As Al Jazeera notes, the prosecution comes after criticism that one of the parties currently in power in Austria, the far-right Freedom Party of Austria (FPÖ), might have “unofficial” ties to the identitarians.

United Kingdom

Following his ban from Twitter, Tommy Robinson, the former leader of the violent anti-Muslim street movement the English Defense League, and thousands others gathered in London on May 6 for a march in the name of free speech entitled the Day for Freedom.

Far-right troll Milo Yiannopoulos and Gavin McInnes, the founder of the Proud Boys*, which SPLC lists as a hate group, both spoke at the event. They were joined by For Britain party leader and virulent anti-Muslim activist Anne-Marie Waters and far-right YouTube personality Carl Benjamin, also known as Sargon of Akkad. Lauren Southern, the far-right Canadian YouTube personality also banned from the UK, joined via video. Free speech has recently become a rallying cry for the far-right in the UK, in part due to the influence of the American far-right.

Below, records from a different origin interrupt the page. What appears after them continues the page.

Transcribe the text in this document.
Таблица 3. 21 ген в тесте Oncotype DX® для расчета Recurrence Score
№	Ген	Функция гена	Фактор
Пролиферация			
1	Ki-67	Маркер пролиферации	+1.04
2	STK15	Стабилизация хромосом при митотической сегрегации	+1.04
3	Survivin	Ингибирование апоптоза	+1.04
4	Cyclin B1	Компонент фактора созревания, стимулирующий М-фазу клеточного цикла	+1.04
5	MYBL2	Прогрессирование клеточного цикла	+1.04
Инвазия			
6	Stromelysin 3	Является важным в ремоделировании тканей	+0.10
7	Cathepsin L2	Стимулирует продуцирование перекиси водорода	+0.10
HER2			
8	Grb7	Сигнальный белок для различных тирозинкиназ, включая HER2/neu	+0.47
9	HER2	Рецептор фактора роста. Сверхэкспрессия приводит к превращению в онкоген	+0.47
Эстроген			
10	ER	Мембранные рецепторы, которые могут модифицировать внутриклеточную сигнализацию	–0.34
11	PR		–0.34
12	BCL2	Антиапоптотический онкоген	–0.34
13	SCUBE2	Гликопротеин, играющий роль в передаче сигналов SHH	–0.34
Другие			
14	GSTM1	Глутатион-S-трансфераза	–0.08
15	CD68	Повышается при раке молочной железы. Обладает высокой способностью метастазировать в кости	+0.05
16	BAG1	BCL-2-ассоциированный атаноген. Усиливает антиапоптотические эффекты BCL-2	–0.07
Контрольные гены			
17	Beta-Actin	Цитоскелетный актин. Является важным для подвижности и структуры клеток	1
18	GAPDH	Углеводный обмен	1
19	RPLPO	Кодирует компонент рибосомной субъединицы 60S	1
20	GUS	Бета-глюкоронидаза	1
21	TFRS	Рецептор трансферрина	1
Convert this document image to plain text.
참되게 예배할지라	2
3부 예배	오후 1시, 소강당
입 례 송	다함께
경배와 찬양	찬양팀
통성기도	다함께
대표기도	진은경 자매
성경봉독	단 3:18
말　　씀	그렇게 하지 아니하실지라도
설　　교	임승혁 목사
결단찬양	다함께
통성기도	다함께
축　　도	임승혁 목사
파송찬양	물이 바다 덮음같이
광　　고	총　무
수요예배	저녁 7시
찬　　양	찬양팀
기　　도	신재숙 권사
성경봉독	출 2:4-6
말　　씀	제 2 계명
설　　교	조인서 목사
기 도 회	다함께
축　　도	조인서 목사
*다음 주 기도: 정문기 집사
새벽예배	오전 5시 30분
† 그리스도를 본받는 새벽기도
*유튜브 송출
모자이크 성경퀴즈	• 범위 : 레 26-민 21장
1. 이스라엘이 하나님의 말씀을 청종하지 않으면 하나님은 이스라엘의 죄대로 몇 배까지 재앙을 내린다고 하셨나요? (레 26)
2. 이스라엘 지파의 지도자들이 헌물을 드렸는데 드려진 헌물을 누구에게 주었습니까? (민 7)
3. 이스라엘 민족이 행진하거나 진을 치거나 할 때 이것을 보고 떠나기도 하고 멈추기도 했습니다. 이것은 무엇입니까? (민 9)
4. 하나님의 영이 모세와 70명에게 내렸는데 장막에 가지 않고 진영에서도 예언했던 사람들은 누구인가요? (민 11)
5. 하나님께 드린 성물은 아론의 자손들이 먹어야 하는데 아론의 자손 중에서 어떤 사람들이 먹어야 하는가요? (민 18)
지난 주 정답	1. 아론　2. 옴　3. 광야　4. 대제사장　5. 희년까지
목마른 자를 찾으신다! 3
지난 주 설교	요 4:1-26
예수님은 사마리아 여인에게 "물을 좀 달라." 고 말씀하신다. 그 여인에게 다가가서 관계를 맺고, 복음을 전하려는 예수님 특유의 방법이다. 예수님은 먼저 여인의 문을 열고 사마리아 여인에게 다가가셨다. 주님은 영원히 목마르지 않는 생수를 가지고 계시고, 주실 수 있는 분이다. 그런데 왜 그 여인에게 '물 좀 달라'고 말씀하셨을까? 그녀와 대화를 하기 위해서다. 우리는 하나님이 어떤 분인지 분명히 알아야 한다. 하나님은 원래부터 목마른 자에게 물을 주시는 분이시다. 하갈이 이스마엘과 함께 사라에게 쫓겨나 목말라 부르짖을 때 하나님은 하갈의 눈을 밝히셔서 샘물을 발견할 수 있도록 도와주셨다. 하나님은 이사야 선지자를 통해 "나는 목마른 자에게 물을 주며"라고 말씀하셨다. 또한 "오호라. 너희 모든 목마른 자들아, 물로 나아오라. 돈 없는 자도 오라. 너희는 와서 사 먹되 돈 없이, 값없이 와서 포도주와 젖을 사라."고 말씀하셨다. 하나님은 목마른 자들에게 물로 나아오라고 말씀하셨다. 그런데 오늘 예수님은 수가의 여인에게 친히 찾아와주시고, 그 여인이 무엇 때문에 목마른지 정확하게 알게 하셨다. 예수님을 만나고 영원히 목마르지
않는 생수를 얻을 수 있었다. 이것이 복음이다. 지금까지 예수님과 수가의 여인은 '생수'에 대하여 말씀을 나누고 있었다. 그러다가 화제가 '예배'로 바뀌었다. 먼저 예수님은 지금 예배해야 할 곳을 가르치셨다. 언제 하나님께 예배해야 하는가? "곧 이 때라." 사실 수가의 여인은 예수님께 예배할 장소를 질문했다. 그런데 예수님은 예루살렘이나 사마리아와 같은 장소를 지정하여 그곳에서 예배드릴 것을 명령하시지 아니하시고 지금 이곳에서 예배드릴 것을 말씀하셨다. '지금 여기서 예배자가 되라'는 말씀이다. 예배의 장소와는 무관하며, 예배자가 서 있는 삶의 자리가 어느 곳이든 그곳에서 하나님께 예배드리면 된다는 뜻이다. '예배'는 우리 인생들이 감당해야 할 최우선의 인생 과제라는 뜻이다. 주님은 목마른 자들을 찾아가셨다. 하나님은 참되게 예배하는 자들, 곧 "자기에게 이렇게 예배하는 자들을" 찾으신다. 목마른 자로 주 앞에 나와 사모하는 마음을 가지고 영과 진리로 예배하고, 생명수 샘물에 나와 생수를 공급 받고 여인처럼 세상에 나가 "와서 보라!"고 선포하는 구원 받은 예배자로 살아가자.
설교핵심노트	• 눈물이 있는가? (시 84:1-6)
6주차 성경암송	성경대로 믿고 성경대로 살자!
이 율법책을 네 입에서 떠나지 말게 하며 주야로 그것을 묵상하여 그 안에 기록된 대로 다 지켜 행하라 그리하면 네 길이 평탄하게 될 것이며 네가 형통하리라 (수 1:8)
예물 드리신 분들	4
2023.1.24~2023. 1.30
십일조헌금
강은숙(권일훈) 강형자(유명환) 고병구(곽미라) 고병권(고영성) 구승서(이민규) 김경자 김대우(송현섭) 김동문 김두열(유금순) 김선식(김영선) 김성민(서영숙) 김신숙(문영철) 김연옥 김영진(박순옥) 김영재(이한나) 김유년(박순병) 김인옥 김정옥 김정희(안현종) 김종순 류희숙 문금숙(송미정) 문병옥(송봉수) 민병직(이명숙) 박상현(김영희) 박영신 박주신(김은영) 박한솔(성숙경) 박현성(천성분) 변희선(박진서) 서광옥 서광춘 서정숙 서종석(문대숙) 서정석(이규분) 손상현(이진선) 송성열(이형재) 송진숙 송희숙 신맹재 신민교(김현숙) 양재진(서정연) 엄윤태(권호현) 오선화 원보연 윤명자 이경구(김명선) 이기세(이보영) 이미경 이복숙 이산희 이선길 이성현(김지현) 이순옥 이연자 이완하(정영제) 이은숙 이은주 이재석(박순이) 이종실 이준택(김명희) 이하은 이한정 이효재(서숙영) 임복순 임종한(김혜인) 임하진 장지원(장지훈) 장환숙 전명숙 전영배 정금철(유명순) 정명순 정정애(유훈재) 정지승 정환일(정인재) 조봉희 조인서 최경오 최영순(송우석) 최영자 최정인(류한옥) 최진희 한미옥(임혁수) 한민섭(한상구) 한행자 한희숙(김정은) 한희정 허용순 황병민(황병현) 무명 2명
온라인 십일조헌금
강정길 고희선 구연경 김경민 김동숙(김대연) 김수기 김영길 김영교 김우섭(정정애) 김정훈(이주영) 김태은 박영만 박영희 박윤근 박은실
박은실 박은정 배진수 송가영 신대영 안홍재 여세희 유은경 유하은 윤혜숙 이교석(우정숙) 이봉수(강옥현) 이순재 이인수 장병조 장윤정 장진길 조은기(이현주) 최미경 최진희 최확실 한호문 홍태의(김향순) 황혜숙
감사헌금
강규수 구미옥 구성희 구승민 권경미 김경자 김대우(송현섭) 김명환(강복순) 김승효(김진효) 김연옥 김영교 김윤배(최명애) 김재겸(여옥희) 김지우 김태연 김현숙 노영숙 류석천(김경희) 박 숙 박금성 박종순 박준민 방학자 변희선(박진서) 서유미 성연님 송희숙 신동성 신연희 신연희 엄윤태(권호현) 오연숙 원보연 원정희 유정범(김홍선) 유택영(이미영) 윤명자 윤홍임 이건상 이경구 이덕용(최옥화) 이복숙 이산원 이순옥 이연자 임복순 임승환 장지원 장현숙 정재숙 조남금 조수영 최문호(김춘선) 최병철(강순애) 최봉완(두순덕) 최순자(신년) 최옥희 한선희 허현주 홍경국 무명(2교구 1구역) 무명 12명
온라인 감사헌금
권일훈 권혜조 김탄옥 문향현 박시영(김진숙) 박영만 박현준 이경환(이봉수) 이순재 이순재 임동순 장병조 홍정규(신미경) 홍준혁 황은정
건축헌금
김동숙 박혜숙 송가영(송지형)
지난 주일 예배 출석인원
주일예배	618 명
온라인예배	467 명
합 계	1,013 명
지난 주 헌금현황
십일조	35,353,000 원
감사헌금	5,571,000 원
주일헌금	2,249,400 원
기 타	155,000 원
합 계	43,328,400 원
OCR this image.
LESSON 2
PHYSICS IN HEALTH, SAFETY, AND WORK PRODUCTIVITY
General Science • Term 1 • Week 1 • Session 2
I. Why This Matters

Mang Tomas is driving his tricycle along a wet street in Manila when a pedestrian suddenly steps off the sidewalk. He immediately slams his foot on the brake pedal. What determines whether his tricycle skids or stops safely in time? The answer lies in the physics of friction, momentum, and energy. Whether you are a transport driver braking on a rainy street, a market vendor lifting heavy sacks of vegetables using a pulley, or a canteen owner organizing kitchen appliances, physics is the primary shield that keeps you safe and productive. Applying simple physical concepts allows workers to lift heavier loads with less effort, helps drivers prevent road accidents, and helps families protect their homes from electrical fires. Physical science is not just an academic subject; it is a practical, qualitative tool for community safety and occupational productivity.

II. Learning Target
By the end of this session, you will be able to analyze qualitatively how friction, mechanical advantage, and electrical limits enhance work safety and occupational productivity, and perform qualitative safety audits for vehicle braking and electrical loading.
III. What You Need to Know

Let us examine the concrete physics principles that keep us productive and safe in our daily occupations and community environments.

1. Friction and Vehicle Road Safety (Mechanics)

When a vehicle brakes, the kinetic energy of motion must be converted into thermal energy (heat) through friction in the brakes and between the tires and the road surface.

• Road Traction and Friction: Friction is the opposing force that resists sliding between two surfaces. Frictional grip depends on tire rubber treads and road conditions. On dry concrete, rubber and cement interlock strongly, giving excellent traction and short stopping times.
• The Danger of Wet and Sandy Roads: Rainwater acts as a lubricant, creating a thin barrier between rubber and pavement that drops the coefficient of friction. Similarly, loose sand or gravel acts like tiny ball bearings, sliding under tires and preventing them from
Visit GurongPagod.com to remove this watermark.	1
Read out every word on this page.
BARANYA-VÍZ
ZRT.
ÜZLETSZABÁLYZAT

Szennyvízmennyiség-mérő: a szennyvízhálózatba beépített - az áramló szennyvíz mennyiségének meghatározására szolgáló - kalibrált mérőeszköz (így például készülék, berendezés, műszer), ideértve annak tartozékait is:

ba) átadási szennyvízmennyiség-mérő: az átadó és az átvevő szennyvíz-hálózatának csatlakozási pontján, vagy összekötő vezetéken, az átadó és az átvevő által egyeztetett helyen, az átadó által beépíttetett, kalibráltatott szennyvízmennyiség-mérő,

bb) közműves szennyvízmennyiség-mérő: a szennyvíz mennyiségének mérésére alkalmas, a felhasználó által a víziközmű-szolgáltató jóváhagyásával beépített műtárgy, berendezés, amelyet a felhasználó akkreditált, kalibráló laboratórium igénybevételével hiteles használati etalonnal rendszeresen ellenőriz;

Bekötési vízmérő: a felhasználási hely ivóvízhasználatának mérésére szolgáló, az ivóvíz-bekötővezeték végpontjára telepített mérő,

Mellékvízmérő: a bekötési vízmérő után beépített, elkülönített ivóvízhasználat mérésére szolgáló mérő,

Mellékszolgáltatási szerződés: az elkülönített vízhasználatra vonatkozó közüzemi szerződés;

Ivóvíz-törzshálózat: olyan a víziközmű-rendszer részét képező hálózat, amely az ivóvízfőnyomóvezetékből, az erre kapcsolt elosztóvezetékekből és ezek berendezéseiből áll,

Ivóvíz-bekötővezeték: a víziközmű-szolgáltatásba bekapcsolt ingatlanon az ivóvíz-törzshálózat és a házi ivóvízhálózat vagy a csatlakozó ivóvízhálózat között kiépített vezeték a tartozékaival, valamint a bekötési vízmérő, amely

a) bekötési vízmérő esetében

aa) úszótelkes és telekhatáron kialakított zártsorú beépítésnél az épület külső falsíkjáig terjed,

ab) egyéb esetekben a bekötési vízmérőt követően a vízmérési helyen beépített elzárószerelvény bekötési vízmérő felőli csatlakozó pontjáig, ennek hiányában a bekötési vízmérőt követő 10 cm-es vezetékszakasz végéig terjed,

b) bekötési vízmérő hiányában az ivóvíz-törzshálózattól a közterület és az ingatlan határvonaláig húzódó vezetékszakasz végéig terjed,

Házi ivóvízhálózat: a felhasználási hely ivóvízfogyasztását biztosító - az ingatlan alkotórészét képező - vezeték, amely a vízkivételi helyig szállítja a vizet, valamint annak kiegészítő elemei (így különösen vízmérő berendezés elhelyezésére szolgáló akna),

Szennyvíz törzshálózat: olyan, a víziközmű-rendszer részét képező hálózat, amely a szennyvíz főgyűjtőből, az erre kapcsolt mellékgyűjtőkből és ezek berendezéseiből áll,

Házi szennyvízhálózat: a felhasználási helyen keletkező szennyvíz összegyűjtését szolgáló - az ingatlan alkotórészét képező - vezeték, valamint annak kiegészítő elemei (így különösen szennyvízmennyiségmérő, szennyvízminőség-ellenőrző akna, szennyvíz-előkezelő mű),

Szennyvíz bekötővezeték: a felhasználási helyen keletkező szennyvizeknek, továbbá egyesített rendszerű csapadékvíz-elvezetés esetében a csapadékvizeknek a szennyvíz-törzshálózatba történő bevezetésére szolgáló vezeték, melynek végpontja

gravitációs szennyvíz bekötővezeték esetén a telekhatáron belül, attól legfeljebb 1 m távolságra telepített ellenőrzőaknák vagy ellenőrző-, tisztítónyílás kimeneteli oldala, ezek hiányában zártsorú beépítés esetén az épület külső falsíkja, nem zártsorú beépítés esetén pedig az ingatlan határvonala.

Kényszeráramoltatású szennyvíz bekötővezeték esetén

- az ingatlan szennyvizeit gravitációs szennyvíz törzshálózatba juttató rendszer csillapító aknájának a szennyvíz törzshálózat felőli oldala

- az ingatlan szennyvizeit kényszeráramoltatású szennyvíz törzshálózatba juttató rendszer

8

Since then, Tommy Robinson, whose real name is Stephen Yaxley-Lennon, has been sentenced to jail for thirteen months for contempt of court. The far-right agitator was arrested after defying a judge’s order by filming and haranguing people coming in and out of court during a child sex-abuse trial. He tried to use the footage to fuel the narrative of Muslim “grooming gangs”, i.e. child sex rings that the far-right seeks to depict as a typically Muslim phenomenon and a direct result of immigration. Donald Trump, Jr. tweeted out in support of Robinson, saying “Don’t let America follow in those footsteps.” In the days after his arrest more than 500,000 signed a petition for Robinson’s release.

Russia

In Russia, meanwhile, the International Organization for the Family/World Congress of Families*, which SPLC lists as an anti-LGBT hate group, gathered to discuss homeschooling regulations at the Global Home Education Conference held May 15 to 19 in Moscow and Saint Petersburg. Brian Brown, the head of the IOF and Allan Carlson, the founder of the WCF, both attended, as did the Russian representative of the organization Alexey Komov and other WCF allies. Elena Mizulina, the Russian parliamentarian responsible for introducing anti-LGBT legislation banning gay “propaganda” that contributed to a doubling of hate crimes in the country, also attended.

The conference was sponsored in part by American anti-LGBT hate group Alliance Defending Freedom* as well as by the Home School Legal Defense Association, an American group led by current ADF president Michael Farris.

Meanwhile, with the 2018 soccer World Cup kicking off in Russia mid-June, concern has been raised about the dangers of Russia’s violent and entrenched hooligan culture, which is steeped in violence, neo-Nazism, and racism. As an in-depth article in The Guardian described, Russian hooligans were allegedly historically funded by various politicians to serve as a security force, prevent potential opposition to the Kremlin and to garner support for various parties.

In the context of the upcoming World Cup, however, the government is attempting to whitewash the image of the violent group it has previously funded: the Kremlin hired PR agencies planting images of “gentle fans” on social media and banned a negligible 200 hooligans from soccer games till the end of the World Cup.

Upcoming events

ISSEP, the school opened by Marion Maréchal-Le Pen is opening its doors to visitors for the first time on June 26.

The far-right militant group Bastion Social, a new iteration of the violent racist group Groupe Union Défense, spent the month organizing marches in various French cities to defend what they call “national preference” — the notion that white people born in France and whose families have been in France for multiple generations should be entitled to social services before immigrants or non-whites. Upon the opening of one of their bars last December, Bastion Social militants ganged up on a young French man of Algerian descent and violently beat him. They are organizing a conference to discuss the topic of “national preference” at the beginning of June.